Graph Traversal – Finding an A* Heuristic for a Directed Graph

graph-traversalheuristicslanguage-agnostic

In a previous question, I asked about finding a route (or path if you will) in a city. That is all dandy. The solution I chose was with the A* algorithm, which really seems to suit my needs. What I find puzzling is heuristic. How do I find one in an environment without constant distance between 2 nodes? Meaning, not every 2 nodes have the same distance between them.

What I have is nodes (junctures), streets with weight (which may also be one-way), a start/finish node (since the start and end is always in the same place) and a goal node. In an ordinary case, I would just use the same way I got to goal to go back, but since one of the streets could have been a one-way, that may not be possible.

The main question

How do I find a heuristic in a directed graph?

Best Answer

Let h(x) be your heuristic for node x and h*(x) the perfect heuristic (where you know the EXACT distance to your goal from x), if 0 < h(x) <= h*(x) for every node of the graph then the heuristic is admissible.

  • If h(x) = 0 you have no information and A* degenerates into Dijkstra's algorithm.
  • If h(x) = h*(x) you do know the answer and therefore there is no problem to solve.
  • The closer h(x) is to h*(x), the shorter A* will take to find the shortest path.
  • If h(x) > h*(x) then your solution is not guaranteed to be optimal (i.e. found path might not be the least cost path.)

Some well known heuristics that meet this criteria are Euclidean distance and Manhattan distance.

If h(x) <= d(x,y) + h(y) for every edge x, y of the graph, where d(x,y) is the actual distance between the nodes, the heuristic is said to be monotone (or consistent) and no nodes need to be processed more than once.


Said that, any heuristic that doesn't overestimate the distance will do fine. It doesn't matter if your nodes have different weights, that's part of d(x) (the actual distance of your walked path), not h(x) which is just a roughly estimate to favor some paths before others. As long as h(x) (remember, it's just an estimate) is < h*(x) you'll get the optimal route.

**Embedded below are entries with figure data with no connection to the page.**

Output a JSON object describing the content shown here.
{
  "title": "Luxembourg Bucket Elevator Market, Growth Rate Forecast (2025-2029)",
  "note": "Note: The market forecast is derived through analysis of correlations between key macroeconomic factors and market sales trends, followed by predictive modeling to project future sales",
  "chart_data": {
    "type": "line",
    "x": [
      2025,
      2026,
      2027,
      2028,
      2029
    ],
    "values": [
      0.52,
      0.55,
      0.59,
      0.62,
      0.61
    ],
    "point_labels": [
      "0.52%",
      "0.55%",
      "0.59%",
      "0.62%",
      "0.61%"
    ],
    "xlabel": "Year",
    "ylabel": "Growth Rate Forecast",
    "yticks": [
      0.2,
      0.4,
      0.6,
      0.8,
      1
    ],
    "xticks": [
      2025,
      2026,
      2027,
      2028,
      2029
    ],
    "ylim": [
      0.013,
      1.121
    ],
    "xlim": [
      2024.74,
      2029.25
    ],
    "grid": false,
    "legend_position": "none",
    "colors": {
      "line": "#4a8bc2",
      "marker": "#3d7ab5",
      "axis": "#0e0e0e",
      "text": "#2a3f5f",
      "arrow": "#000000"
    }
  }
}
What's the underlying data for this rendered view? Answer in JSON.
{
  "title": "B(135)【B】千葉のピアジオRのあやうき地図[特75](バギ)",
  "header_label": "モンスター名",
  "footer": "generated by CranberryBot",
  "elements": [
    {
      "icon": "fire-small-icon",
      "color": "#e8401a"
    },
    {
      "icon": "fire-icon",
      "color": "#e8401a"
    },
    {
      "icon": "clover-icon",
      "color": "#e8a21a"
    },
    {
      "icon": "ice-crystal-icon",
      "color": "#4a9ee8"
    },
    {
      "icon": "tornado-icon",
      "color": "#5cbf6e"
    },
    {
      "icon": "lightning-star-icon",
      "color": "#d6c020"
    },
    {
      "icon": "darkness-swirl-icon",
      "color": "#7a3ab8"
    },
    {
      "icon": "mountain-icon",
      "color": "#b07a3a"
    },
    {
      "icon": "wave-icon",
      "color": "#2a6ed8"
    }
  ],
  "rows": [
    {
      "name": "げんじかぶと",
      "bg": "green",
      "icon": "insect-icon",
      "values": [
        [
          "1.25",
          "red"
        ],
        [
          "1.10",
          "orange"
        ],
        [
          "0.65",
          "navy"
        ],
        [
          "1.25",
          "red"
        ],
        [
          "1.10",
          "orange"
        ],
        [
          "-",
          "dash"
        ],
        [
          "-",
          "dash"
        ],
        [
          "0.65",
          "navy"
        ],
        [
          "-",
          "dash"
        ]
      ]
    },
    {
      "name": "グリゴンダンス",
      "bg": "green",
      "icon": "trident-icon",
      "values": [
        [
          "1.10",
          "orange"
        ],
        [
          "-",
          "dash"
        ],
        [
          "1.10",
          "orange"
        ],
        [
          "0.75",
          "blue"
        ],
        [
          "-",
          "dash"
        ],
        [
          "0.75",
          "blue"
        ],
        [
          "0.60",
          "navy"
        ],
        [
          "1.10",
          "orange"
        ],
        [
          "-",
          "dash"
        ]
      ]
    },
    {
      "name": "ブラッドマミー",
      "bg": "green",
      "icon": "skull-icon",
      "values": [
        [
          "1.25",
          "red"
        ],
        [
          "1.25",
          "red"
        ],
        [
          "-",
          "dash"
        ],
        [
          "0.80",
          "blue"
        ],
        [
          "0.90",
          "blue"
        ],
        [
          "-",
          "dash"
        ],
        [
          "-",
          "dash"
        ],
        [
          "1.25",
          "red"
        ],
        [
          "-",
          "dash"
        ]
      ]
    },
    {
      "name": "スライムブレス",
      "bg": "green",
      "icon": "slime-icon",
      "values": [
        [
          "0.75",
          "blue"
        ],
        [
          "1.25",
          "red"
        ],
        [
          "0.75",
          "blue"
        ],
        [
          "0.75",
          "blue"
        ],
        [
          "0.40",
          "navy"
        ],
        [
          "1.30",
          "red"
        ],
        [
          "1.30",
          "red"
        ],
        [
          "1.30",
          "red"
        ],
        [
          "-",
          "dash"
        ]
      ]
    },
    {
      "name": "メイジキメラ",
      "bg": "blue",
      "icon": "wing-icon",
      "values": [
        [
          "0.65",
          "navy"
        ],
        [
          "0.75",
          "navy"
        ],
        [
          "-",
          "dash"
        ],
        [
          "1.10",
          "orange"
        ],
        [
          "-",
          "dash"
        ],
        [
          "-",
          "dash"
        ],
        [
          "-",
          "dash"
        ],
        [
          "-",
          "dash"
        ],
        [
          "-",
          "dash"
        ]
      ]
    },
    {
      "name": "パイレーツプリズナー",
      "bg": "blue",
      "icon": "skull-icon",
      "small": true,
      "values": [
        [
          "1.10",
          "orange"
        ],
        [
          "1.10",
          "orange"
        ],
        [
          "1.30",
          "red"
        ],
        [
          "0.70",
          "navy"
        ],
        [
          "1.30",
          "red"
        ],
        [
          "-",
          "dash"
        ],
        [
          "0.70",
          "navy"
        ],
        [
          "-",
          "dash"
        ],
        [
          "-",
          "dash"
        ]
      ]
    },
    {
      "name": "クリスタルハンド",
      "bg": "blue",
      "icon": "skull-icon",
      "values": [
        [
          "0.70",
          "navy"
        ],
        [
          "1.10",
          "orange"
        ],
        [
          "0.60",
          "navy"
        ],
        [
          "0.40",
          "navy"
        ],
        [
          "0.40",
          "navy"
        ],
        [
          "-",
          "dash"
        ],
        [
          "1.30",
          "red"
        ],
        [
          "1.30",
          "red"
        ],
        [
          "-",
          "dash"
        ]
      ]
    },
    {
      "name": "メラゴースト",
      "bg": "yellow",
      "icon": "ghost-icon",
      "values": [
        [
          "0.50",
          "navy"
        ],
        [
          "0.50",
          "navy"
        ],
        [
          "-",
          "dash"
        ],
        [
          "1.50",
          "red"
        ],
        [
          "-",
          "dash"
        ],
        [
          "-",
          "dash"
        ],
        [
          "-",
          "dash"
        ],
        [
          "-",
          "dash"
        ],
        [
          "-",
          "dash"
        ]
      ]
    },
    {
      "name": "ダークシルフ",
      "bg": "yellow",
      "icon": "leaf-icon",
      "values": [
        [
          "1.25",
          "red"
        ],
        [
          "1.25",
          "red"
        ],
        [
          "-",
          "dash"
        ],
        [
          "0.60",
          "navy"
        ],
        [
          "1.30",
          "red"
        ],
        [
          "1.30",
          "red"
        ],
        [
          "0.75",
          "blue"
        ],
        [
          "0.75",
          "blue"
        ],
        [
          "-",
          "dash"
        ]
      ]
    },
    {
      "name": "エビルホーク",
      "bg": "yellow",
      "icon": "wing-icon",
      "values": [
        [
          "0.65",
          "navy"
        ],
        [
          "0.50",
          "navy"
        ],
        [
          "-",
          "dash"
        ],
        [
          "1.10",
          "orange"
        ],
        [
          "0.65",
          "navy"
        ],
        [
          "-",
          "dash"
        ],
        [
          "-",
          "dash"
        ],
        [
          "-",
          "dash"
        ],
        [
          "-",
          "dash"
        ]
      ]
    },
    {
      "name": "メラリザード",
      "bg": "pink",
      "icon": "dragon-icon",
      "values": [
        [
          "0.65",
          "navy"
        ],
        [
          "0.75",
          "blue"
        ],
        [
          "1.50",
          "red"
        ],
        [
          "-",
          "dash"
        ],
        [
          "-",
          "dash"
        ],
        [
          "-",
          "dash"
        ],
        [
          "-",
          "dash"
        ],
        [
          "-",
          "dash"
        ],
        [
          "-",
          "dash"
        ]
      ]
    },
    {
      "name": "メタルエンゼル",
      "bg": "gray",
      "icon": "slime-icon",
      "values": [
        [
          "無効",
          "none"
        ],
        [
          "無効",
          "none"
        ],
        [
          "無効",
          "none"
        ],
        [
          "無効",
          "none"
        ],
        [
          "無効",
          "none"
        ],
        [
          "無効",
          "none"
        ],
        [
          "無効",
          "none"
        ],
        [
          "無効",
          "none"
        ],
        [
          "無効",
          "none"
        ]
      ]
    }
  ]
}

In an ordinary case, I would just use the same way I got to goal to go back, but since one of the streets could have been a one-way, that may not be possible.

It doesn't really matter if you have one-way streets. Your graph can be directed and you just don't let your algorithm generate that route. You don't need to go back while executing A*, because it would become a longer route that if you didn't take that path in the first place. If you want to go back from GOAL to NODE that's just a new search in your search space, not a single problem.


Regarding MSalters' notice, I don't think you can derive a heuristic in a graph with just weights. You need a problem that meets some kind of criteria that offers extra information to guess from. If you only have weights, then you can't to it better than Dijkstra's because you lack any more information. It depends entirely on the problem domain, so a broad answer that fits any graph can't be given.